Here are 5 quick tips to get you started: 

1. Create a Gift Guide

The holiday season is all about purchasing and giving gifts. We're all expected to purchase items for loved-ones, friends, and even co-workers, but how do we know what to buy? Not everyone makes a wish-list anymore, so many online shoppers are starving for gift giving advice. Take a look at Amazon's Gift Central below - this is a smart way to suggest items to purchase for every type of person.


This is called a holiday gift guide, and they can take the form of lookbooks, blog posts, or even magazine-like articles. Amazon does a great job at suggesting gift ideas, but also check out RedEnvelope's Christmas Gift section, or the holiday gift guide I published last year on the Shopify blog.

2. Offer a Shipping Calendar

Not only are consumers rushing to buy presents for everyone on their shopping lists, but they also have to manage the logistics of getting those presents to their destinations on a deadline.

If a shopper orders a pair of slim fit organic denim jeans from the Hiut Denim Company (awesome Shopify store), when will the jeans arrive in San Diego, California? Will the order arrive before Christmas? 

Include a holiday shipping chart somewhere prominent in your ecommerce store. Let your visitors know exactly what type of shipping is required to ensure that an order will arrive on time. Take a look at Net-A-Porter's holiday shipping cut-off chart:


It's well designed, clear, and has all the information a hesitant shopper needs to know. Also check out this Holiday Shipping 2012 Infographic from ShipStation will help you put together a shipping calendar for your online store.

3. Offer Black Friday & Cyber Monday Discounts

Shoppers expect to see sale prices during the holidays, and this is especially true on Black Friday and Cyber Monday. Not offering a discount on either of these days is the retail equivalent of Santa dropping a lump of coal in someone's stocking. You don't need to discount every product, but make sure you run some type of promotion. 

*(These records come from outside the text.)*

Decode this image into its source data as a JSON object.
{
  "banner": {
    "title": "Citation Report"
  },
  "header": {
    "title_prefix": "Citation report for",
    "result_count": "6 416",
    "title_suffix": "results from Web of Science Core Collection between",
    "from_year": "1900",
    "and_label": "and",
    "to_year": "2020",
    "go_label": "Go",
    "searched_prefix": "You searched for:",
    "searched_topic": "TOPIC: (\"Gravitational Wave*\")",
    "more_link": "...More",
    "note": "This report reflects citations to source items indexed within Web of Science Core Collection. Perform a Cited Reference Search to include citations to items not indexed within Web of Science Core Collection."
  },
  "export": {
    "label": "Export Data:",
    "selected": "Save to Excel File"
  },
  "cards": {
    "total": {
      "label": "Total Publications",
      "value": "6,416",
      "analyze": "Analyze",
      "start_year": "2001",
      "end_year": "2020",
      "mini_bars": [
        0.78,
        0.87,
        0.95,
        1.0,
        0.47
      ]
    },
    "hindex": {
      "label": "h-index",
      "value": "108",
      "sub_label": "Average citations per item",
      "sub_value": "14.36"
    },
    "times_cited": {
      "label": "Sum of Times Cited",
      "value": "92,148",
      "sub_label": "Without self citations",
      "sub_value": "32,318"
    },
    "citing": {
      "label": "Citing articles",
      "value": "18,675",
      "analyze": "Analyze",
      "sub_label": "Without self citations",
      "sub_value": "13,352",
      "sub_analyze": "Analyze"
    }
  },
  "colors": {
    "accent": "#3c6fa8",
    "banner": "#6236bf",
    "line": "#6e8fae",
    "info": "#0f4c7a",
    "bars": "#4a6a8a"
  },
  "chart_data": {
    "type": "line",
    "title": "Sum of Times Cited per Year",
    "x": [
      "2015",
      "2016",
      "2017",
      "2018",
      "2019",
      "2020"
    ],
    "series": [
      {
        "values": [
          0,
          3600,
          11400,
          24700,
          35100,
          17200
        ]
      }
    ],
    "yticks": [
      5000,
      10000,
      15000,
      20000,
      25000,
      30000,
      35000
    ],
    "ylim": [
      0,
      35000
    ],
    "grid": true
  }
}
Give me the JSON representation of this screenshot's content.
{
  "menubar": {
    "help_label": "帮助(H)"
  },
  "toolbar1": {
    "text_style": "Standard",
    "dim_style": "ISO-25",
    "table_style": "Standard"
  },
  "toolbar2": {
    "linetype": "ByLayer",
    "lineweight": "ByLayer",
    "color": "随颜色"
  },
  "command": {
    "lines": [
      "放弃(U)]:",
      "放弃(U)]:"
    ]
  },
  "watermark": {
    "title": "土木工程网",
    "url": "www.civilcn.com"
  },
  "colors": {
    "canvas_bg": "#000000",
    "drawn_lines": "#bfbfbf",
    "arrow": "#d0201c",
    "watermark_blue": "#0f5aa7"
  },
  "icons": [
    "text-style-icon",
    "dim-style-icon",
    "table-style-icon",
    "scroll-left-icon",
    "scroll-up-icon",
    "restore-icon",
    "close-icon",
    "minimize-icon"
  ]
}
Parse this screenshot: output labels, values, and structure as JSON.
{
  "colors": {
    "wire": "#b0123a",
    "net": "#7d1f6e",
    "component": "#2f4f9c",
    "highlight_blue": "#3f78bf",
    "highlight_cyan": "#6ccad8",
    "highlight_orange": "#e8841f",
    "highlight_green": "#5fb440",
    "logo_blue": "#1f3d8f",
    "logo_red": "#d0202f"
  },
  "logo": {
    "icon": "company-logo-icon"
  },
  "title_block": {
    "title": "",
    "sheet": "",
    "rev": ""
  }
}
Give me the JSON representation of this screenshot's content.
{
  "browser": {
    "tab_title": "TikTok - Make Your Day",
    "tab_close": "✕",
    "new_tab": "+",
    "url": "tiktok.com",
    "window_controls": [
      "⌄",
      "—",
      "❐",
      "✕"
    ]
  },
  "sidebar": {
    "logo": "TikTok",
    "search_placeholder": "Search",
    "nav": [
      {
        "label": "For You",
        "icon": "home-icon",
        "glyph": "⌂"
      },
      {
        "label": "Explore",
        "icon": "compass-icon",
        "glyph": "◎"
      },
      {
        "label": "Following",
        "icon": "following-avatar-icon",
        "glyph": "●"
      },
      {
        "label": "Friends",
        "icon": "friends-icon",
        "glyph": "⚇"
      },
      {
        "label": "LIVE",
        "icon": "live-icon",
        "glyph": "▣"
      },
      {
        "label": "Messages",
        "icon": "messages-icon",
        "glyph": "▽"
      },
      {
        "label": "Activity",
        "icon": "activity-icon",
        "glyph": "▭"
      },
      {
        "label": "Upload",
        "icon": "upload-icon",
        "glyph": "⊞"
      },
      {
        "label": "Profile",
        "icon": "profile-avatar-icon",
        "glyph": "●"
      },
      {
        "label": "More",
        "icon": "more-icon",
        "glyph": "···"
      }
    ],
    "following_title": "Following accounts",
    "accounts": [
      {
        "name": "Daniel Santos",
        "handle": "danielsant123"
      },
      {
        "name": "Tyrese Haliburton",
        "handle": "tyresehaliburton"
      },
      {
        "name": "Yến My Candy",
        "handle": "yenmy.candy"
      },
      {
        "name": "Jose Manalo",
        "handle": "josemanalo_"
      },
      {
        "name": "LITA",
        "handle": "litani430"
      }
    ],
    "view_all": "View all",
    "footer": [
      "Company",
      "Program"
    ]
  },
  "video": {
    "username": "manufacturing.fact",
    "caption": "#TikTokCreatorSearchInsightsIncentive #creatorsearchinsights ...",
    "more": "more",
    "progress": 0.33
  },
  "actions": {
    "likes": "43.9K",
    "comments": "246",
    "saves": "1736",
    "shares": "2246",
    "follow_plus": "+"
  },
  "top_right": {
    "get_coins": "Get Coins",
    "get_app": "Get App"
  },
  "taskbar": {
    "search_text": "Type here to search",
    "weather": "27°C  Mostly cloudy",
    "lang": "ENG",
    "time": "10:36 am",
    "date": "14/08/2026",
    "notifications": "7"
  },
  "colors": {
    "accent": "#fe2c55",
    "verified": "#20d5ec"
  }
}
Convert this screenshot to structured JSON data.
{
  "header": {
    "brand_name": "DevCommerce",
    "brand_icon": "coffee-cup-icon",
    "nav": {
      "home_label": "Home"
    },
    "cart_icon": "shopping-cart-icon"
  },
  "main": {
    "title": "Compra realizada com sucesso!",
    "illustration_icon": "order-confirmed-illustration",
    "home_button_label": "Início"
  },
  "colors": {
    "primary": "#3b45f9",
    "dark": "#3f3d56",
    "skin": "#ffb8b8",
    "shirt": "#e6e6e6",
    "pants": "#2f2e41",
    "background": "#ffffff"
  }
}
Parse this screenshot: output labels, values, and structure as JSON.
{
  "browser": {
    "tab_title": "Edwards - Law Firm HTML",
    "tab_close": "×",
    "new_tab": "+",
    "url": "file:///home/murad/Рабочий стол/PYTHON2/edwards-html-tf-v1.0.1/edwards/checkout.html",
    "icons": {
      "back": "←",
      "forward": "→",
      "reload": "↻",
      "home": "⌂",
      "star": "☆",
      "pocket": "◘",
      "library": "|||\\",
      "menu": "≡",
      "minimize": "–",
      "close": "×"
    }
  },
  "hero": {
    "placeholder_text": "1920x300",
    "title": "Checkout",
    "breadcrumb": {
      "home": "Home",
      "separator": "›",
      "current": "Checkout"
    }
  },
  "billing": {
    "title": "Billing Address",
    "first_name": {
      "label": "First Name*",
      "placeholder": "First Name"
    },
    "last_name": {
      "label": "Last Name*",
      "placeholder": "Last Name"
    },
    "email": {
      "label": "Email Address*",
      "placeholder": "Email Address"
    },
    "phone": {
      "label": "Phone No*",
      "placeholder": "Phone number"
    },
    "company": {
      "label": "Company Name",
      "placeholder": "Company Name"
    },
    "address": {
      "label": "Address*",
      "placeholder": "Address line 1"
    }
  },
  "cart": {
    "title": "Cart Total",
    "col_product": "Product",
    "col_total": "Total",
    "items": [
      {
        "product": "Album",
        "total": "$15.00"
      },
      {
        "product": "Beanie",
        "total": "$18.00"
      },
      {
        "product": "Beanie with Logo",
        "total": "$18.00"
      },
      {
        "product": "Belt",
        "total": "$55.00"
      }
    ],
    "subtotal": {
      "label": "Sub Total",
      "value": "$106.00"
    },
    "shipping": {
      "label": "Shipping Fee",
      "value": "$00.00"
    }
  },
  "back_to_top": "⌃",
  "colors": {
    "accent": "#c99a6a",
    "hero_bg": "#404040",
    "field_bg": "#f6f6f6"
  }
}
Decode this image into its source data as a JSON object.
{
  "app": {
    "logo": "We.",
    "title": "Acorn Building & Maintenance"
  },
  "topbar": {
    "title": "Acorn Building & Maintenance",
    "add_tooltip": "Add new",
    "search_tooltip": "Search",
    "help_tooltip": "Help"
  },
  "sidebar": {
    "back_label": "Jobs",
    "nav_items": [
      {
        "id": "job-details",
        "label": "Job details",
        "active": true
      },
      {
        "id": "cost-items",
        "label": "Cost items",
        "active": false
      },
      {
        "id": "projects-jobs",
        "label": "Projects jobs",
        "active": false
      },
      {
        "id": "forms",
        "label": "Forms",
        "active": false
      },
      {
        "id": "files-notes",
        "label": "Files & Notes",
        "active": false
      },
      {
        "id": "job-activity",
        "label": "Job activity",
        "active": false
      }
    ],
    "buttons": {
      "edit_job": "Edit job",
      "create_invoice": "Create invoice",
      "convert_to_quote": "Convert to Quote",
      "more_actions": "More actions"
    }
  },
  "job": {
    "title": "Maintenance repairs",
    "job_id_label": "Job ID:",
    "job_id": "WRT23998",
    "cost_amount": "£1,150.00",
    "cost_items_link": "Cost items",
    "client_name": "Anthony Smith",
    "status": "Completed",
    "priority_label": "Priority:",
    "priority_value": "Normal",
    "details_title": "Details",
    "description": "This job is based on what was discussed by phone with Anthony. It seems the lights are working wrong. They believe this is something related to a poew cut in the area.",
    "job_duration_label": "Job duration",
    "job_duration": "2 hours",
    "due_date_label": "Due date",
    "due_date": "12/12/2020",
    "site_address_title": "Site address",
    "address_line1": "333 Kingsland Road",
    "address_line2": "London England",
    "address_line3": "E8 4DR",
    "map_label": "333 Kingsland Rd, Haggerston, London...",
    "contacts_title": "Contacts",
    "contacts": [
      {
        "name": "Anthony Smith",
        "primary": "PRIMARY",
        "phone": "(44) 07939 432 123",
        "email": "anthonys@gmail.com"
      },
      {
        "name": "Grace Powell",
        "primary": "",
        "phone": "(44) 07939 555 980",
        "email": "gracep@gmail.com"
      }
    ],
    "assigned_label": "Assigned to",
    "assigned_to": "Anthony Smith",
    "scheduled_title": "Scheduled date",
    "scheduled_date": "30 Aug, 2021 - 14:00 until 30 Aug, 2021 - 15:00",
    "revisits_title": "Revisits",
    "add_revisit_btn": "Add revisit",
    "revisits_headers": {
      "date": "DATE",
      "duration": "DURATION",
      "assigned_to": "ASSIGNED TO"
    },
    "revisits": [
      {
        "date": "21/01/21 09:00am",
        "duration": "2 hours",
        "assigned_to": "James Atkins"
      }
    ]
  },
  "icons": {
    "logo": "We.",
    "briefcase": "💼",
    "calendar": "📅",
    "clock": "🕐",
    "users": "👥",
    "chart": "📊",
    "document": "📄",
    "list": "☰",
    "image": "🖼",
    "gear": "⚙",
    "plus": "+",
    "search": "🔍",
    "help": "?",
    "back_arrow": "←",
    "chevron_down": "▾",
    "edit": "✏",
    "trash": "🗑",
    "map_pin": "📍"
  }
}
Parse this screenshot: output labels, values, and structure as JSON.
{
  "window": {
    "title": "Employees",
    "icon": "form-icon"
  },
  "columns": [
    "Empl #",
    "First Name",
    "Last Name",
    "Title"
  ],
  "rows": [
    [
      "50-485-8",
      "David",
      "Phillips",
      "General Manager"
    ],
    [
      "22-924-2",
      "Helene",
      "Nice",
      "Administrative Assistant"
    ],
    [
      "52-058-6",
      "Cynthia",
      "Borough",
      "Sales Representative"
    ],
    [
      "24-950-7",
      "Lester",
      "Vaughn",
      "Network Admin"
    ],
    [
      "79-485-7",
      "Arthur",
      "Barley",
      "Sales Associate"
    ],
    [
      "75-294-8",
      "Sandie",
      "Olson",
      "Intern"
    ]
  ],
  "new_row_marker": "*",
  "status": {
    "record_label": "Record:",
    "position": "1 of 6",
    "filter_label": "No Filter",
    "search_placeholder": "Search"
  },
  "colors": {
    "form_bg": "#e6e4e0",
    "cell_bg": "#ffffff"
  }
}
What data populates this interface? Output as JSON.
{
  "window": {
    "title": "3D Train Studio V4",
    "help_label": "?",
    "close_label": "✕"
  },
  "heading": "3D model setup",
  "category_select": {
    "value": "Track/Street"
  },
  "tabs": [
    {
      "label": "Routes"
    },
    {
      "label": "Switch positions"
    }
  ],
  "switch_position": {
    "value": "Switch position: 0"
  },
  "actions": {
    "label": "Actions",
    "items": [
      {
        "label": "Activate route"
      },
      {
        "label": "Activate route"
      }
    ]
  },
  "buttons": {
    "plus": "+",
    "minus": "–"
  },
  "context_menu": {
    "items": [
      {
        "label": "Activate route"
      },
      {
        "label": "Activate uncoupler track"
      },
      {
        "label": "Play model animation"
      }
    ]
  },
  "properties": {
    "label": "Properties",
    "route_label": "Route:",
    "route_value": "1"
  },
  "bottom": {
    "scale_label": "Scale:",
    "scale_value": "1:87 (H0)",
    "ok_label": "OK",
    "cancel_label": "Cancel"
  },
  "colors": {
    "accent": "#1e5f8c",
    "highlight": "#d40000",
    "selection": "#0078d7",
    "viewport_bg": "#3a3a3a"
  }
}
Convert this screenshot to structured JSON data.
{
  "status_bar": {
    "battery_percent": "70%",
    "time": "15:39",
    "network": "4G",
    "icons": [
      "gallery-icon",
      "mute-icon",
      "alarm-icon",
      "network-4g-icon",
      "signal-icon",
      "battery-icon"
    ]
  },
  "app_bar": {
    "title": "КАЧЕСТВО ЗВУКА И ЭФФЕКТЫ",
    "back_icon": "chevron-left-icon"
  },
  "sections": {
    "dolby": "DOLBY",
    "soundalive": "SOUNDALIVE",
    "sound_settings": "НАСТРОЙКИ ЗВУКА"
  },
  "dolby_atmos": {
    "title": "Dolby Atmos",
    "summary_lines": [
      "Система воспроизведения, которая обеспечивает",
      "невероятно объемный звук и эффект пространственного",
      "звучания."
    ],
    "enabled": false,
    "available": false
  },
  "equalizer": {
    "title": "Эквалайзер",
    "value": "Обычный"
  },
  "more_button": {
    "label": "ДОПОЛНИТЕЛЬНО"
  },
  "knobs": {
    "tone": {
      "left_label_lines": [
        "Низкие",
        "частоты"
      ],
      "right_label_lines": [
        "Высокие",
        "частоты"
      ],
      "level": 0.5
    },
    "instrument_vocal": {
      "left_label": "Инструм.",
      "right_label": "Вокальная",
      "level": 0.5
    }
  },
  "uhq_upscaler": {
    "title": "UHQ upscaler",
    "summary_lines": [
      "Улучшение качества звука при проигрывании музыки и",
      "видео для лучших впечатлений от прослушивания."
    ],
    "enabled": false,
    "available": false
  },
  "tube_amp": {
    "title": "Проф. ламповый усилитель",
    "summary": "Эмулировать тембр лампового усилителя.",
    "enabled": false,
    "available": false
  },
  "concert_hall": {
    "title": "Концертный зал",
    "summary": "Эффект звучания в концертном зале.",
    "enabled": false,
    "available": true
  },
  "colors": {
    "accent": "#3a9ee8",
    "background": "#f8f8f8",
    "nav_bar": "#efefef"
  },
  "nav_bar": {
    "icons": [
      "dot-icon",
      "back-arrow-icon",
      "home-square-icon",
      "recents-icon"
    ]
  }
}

Also, it's a good idea to start early. Tell customers on your mailing list about your sales early on to get people excited early. Amazon already has a live countdown to Christmas and Black Friday and Cyber Monday: 

It's all about anticipation. If you're going to send an email blast before Black Friday and Cyber Monday- don't reveal all your discounts. Give them details on a few of your juiciest deals, and encourage them to visit your store to find out the rest. That way, they'll be more inclined to actually visit your site, rather than deleting the email after digesting all of the information. 

4. Add Live Chat

In 2012, holiday shoppers have lots of choices, and ecommerce retailers need to standout, particularly in the areas of customer service and responsiveness.

Offering live chat, gives online store owners an opportunity to connect with interested site visitors as they are making buying decisions. Live chat can significantly boost conversion rates and help to identify bottle necks in a site's sales funnel.

Check out how Shopify store Vielle & Frances has a "contact us" live-chat tab on every page: 


The Shopify App Store has several live chat integration options, including Olark, LiveChat, and UserPulse. Remember, you don't have to offer live chat year-round, it's okay to simply offer it during the busiest shopping season.

5. Collect Emails For Year-Round Customers

November and December are usually the best months for selling products, but they're also a great time to acquire long-term customers. With the influx in traffic to your online store, it's the perfect opportunity to start collecting emails so you can market to them all year-round. 

Shopify store HOLSTEE collects emails with a stylish field in their footer: 


Include a signup field on your home page. You might want to offer visitors an incentive by way of a free ebook, downloadable report, or a discount on goods purchased. If you integrate with Mailchimp, it's super easy to cut and paste the liquid code into your theme. For more tips on email marketing, check out MailChimp's awesome "Email Marketing Field Guide" - a comprehensive guide that will teach you all the basics.